Il existe quelques similitudes entre les commerçants du poujadisme et ceux du Covid.

D’abord, le point facile de la critique des élites. Au premier chef, critiques de l’Etat, d’autant plus légitime quand il y a de l’incompréhension, entre des mesures arbitraires d’ « essentialisation des commerces ». Mais critiques aussi des syndicats et mouvements de représentation plutôt silencieux, ou du moins satisfaits de la situation.

Ensuite,  les oppositions entre différents acteurs de la vie économique, les « petits » contre les « gros » existait déjà du temps de Poujade. Les petits contre les gros, les provinces contre les villes, les indépendants contre les grands groupes.  Ici aussi, c’est exactement ce qu’il se passe entre commerçants indépendants et spécialisés, ce pourquoi ils étaient jusqu’alors fermés si leur activité était non essentielle et grandes surfaces appartenant à des grands groupes et avec des activités plus polyvalentes. Ils veulent défendre leur liberté d’entreprendre, et leur résistance face aux monopoles des géants, à commencer par Amazon qui a été érigé en bouc-émissaire.
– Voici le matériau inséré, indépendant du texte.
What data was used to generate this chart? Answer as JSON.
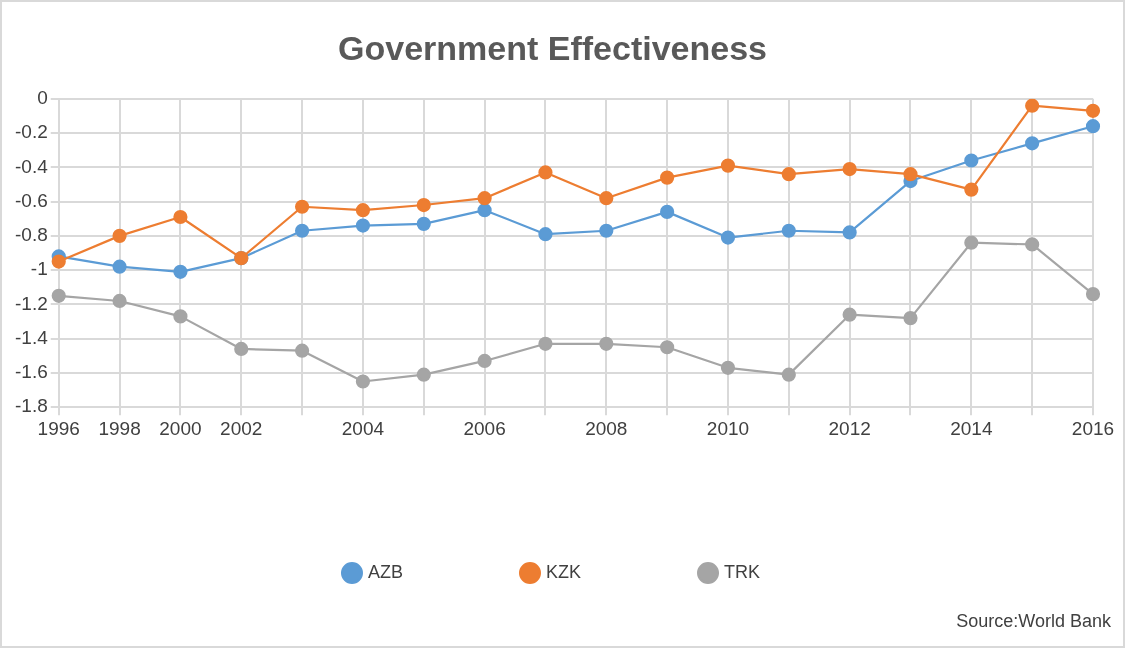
{
  "chart_data": {
    "type": "line",
    "title": "Government Effectiveness",
    "categories": [
      "1996",
      "1998",
      "2000",
      "2002",
      null,
      "2004",
      null,
      "2006",
      null,
      "2008",
      null,
      "2010",
      null,
      "2012",
      null,
      "2014",
      null,
      "2016"
    ],
    "series": [
      {
        "name": "AZB",
        "color": "#5b9bd5",
        "values": [
          -0.92,
          -0.98,
          -1.01,
          -0.93,
          -0.77,
          -0.74,
          -0.73,
          -0.65,
          -0.79,
          -0.77,
          -0.66,
          -0.81,
          -0.77,
          -0.78,
          -0.48,
          -0.36,
          -0.26,
          -0.16
        ]
      },
      {
        "name": "KZK",
        "color": "#ed7d31",
        "values": [
          -0.95,
          -0.8,
          -0.69,
          -0.93,
          -0.63,
          -0.65,
          -0.62,
          -0.58,
          -0.43,
          -0.58,
          -0.46,
          -0.39,
          -0.44,
          -0.41,
          -0.44,
          -0.53,
          -0.04,
          -0.07
        ]
      },
      {
        "name": "TRK",
        "color": "#a5a5a5",
        "values": [
          -1.15,
          -1.18,
          -1.27,
          -1.46,
          -1.47,
          -1.65,
          -1.61,
          -1.53,
          -1.43,
          -1.43,
          -1.45,
          -1.57,
          -1.61,
          -1.26,
          -1.28,
          -0.84,
          -0.85,
          -1.14
        ]
      }
    ],
    "ylim": [
      -1.8,
      0
    ],
    "yticks": [
      -1.8,
      -1.6,
      -1.4,
      -1.2,
      -1,
      -0.8,
      -0.6,
      -0.4,
      -0.2,
      0
    ],
    "grid": true,
    "legend": "bottom",
    "marker": "circle",
    "line_style": "solid",
    "annotations": [
      "Source:World Bank"
    ]
  }
}
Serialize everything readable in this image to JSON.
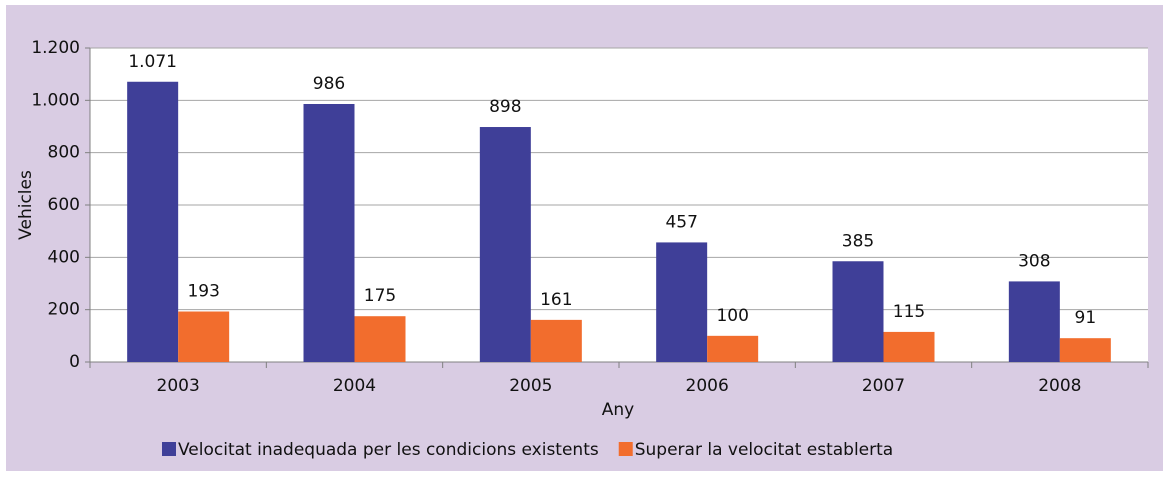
{
  "chart_data": {
    "type": "bar",
    "categories": [
      "2003",
      "2004",
      "2005",
      "2006",
      "2007",
      "2008"
    ],
    "series": [
      {
        "name": "Velocitat inadequada per les condicions existents",
        "color": "#3f3f98",
        "values": [
          1071,
          986,
          898,
          457,
          385,
          308
        ],
        "value_labels": [
          "1.071",
          "986",
          "898",
          "457",
          "385",
          "308"
        ]
      },
      {
        "name": "Superar la velocitat establerta",
        "color": "#f26d2d",
        "values": [
          193,
          175,
          161,
          100,
          115,
          91
        ]
      }
    ],
    "xlabel": "Any",
    "ylabel": "Vehicles",
    "ylim": [
      0,
      1200
    ],
    "yticks": [
      0,
      200,
      400,
      600,
      800,
      {
        "value": 1000,
        "label": "1.000"
      },
      {
        "value": 1200,
        "label": "1.200"
      }
    ],
    "grid": true,
    "legend": "bottom"
  }
}
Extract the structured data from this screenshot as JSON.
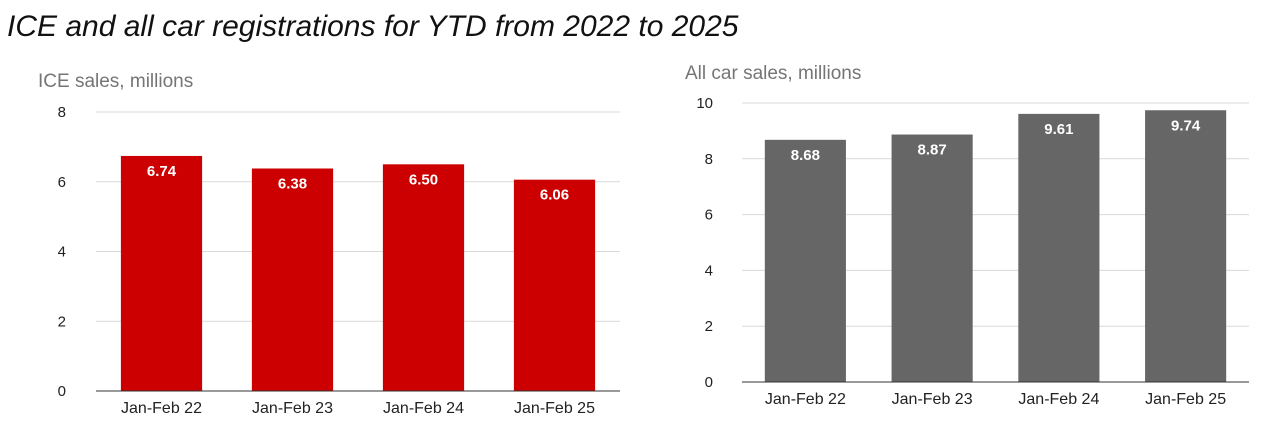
{
  "title": "ICE and all car registrations for YTD from 2022 to 2025",
  "chart_data": [
    {
      "type": "bar",
      "ylabel": "ICE sales, millions",
      "xlabel": "",
      "categories": [
        "Jan-Feb 22",
        "Jan-Feb 23",
        "Jan-Feb 24",
        "Jan-Feb 25"
      ],
      "values": [
        6.74,
        6.38,
        6.5,
        6.06
      ],
      "data_labels": [
        "6.74",
        "6.38",
        "6.50",
        "6.06"
      ],
      "ylim": [
        0,
        8
      ],
      "yticks": [
        0,
        2,
        4,
        6,
        8
      ],
      "color": "#cc0000",
      "grid": true,
      "legend": "none"
    },
    {
      "type": "bar",
      "ylabel": "All car sales, millions",
      "xlabel": "",
      "categories": [
        "Jan-Feb 22",
        "Jan-Feb 23",
        "Jan-Feb 24",
        "Jan-Feb 25"
      ],
      "values": [
        8.68,
        8.87,
        9.61,
        9.74
      ],
      "data_labels": [
        "8.68",
        "8.87",
        "9.61",
        "9.74"
      ],
      "ylim": [
        0,
        10
      ],
      "yticks": [
        0,
        2,
        4,
        6,
        8,
        10
      ],
      "color": "#666666",
      "grid": true,
      "legend": "none"
    }
  ]
}
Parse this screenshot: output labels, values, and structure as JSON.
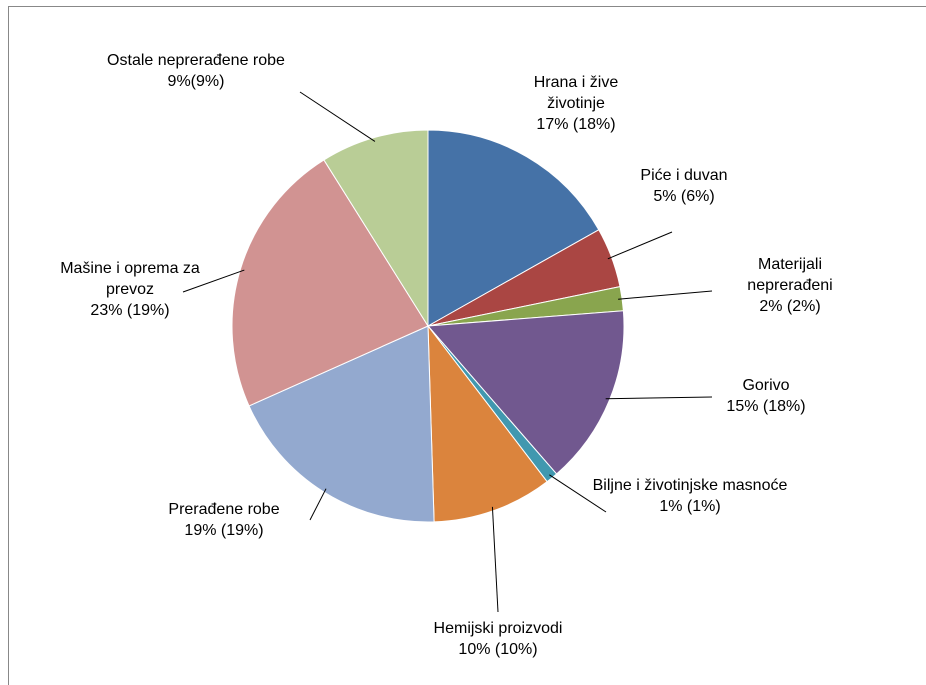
{
  "chart_data": {
    "type": "pie",
    "categories": [
      "Hrana i žive životinje",
      "Piće i duvan",
      "Materijali neprerađeni",
      "Gorivo",
      "Biljne i životinjske masnoće",
      "Hemijski proizvodi",
      "Prerađene robe",
      "Mašine i oprema za prevoz",
      "Ostale neprerađene robe"
    ],
    "values": [
      17,
      5,
      2,
      15,
      1,
      10,
      19,
      23,
      9
    ],
    "value_labels": [
      "17% (18%)",
      "5% (6%)",
      "2% (2%)",
      "15% (18%)",
      "1% (1%)",
      "10% (10%)",
      "19% (19%)",
      "23% (19%)",
      "9%(9%)"
    ],
    "colors": [
      "#4572a7",
      "#aa4643",
      "#89a54e",
      "#71588f",
      "#4198af",
      "#db843d",
      "#93a9cf",
      "#d19392",
      "#b9cd96"
    ]
  }
}
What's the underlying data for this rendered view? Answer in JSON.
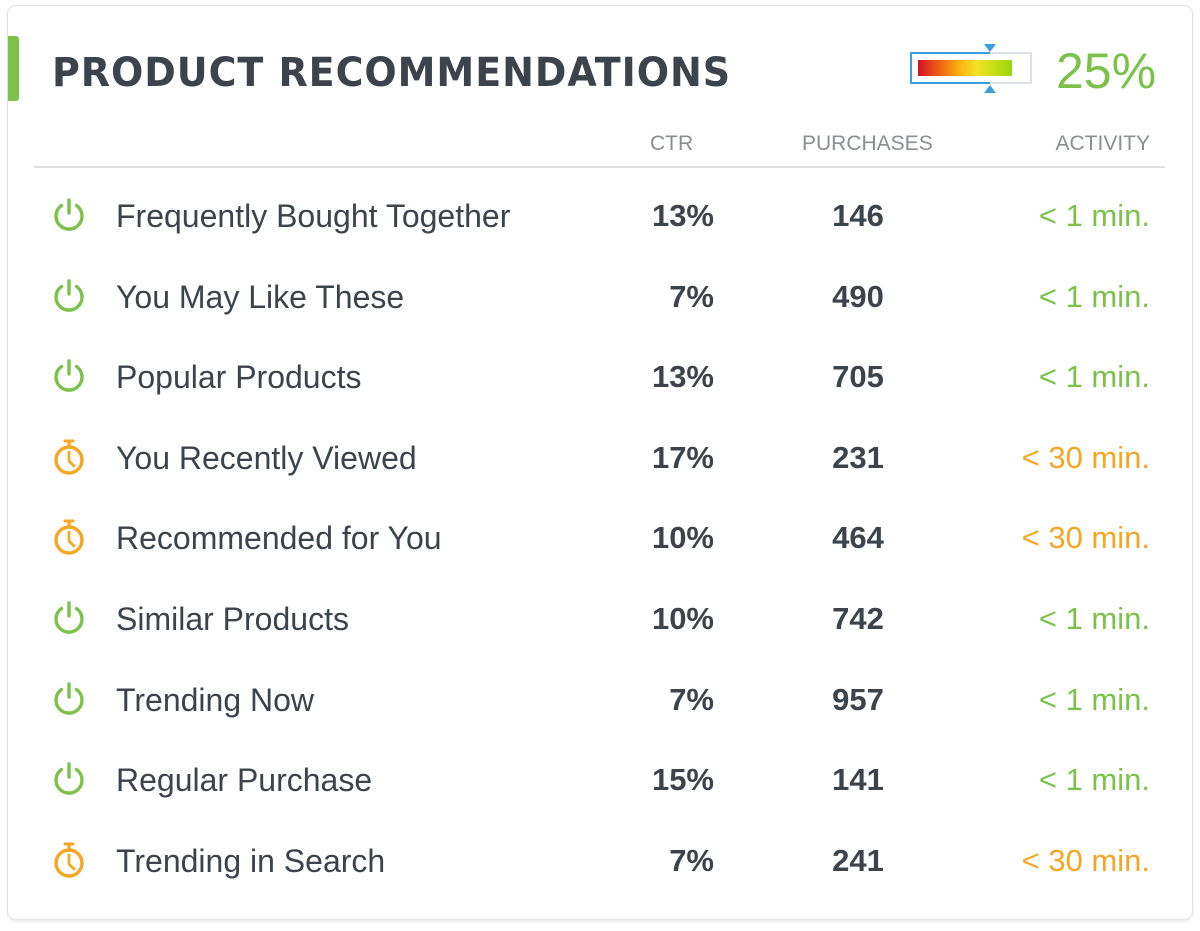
{
  "widget": {
    "title": "PRODUCT RECOMMENDATIONS",
    "meter": {
      "label": "25%",
      "fill_colors": [
        "#d0122a",
        "#fbb512",
        "#f4e126",
        "#9bd70a"
      ],
      "marker_color": "#3a9ee0"
    }
  },
  "columns": {
    "ctr": "CTR",
    "purchases": "PURCHASES",
    "activity": "ACTIVITY"
  },
  "colors": {
    "accent": "#7cc24a",
    "active": "#7cc24a",
    "pending": "#f6a623",
    "text": "#3d434b",
    "header": "#8a8d92"
  },
  "rows": [
    {
      "name": "Frequently Bought Together",
      "status_icon": "power-icon",
      "ctr": "13%",
      "purchases": "146",
      "activity": "< 1 min.",
      "activity_status": "green"
    },
    {
      "name": "You May Like These",
      "status_icon": "power-icon",
      "ctr": "7%",
      "purchases": "490",
      "activity": "< 1 min.",
      "activity_status": "green"
    },
    {
      "name": "Popular Products",
      "status_icon": "power-icon",
      "ctr": "13%",
      "purchases": "705",
      "activity": "< 1 min.",
      "activity_status": "green"
    },
    {
      "name": "You Recently Viewed",
      "status_icon": "stopwatch-icon",
      "ctr": "17%",
      "purchases": "231",
      "activity": "< 30 min.",
      "activity_status": "orange"
    },
    {
      "name": "Recommended for You",
      "status_icon": "stopwatch-icon",
      "ctr": "10%",
      "purchases": "464",
      "activity": "< 30 min.",
      "activity_status": "orange"
    },
    {
      "name": "Similar Products",
      "status_icon": "power-icon",
      "ctr": "10%",
      "purchases": "742",
      "activity": "< 1 min.",
      "activity_status": "green"
    },
    {
      "name": "Trending Now",
      "status_icon": "power-icon",
      "ctr": "7%",
      "purchases": "957",
      "activity": "< 1 min.",
      "activity_status": "green"
    },
    {
      "name": "Regular Purchase",
      "status_icon": "power-icon",
      "ctr": "15%",
      "purchases": "141",
      "activity": "< 1 min.",
      "activity_status": "green"
    },
    {
      "name": "Trending in Search",
      "status_icon": "stopwatch-icon",
      "ctr": "7%",
      "purchases": "241",
      "activity": "< 30 min.",
      "activity_status": "orange"
    }
  ]
}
Troisième point, la crise de modernité. En 1955, une partie de la population française n’avait pas encore bénéficié de mutations liées aux progrès économiques et sociaux. Les premières années des Trente Glorieuses n‘avaient pas encore généré la prospérité économique, et la grande consommation n’avaient pas encore bénéficié à toutes les catégories sociales dans toutes les régions. Il y avait déjà la France d’en haut et la France d’en bas. Celle des villes et celle de la campagne.  Aujourd’hui, les progrès sont technologiques et les mutations sont numériques, mais elles viennent bien souvent bouleverser les modèles économiques des acteurs qui les utilisent, puisqu’elles leur permettent de décupler les offres et les services. Du coup, pour les commerçants qui restent fermés, c’est double peine. Ces professionnels n’ont bien souvent pas de page internet et comptent uniquement sur le commerce physique d’une population locale avec ses habitudes. 

La différence entre les deux époques, c’est que les commerçants n’en sont pas, aujourd’hui, à faire une grève de l’impôt, mais si on les empêche de faire leur métier et si on les étouffe ensuite sous des charges sociales et fiscales qu’il faudra payer tout de même, qui dit qu’il n’y aura pas un non-paiement massif de certains impôts ? (les impôts sur le foncier, de production, qui ne sont pas assises sur un chiffre d’affaires, ou même des cotisations sociales liées à des salaires ou le reversement de la TVA quel que soit le niveau de trésorerie). Ce qui viendrait gravement compromettre les plans et la relance du gouvernement. 

La deuxième menace, c’est évidemment une conjonction des luttes. Même si les commerçants ne les aiment guère, les Gilets jaunes pourraient revenir. A leur coté pourraient s’ajouter les étudiants, qui sont parmi les plus mal lotis en ce moment en arrivant sur un marché du travail sclérosé. 

Si l’on ajoute le risque de complotisme ambiant qui règne sur les réseaux sociaux, et qui pourrait se diffuser davantage avec l’arrivée du vaccin et la mise en place d’une campagne de vaccination, le gouvernement va devoir redoubler ses efforts : des efforts sur la communication. Cette fois, sur le déconfinement progressif, des dates ont été posées sur le papier et beaucoup de commerces savent en quoi s’en tenir. Mais tout va dépendre aussi de la placée laissée aux contre-pouvoirs. Les pouvoirs locaux, les syndicats, la presse. Emmanuel Macron les a beaucoup affaiblis dans les deux premières années de son mandat. Il va lui falloir les protéger et leur donner de l’oxygène parce qu’en cas de mouvement de révolte important, il devra compter sur eux.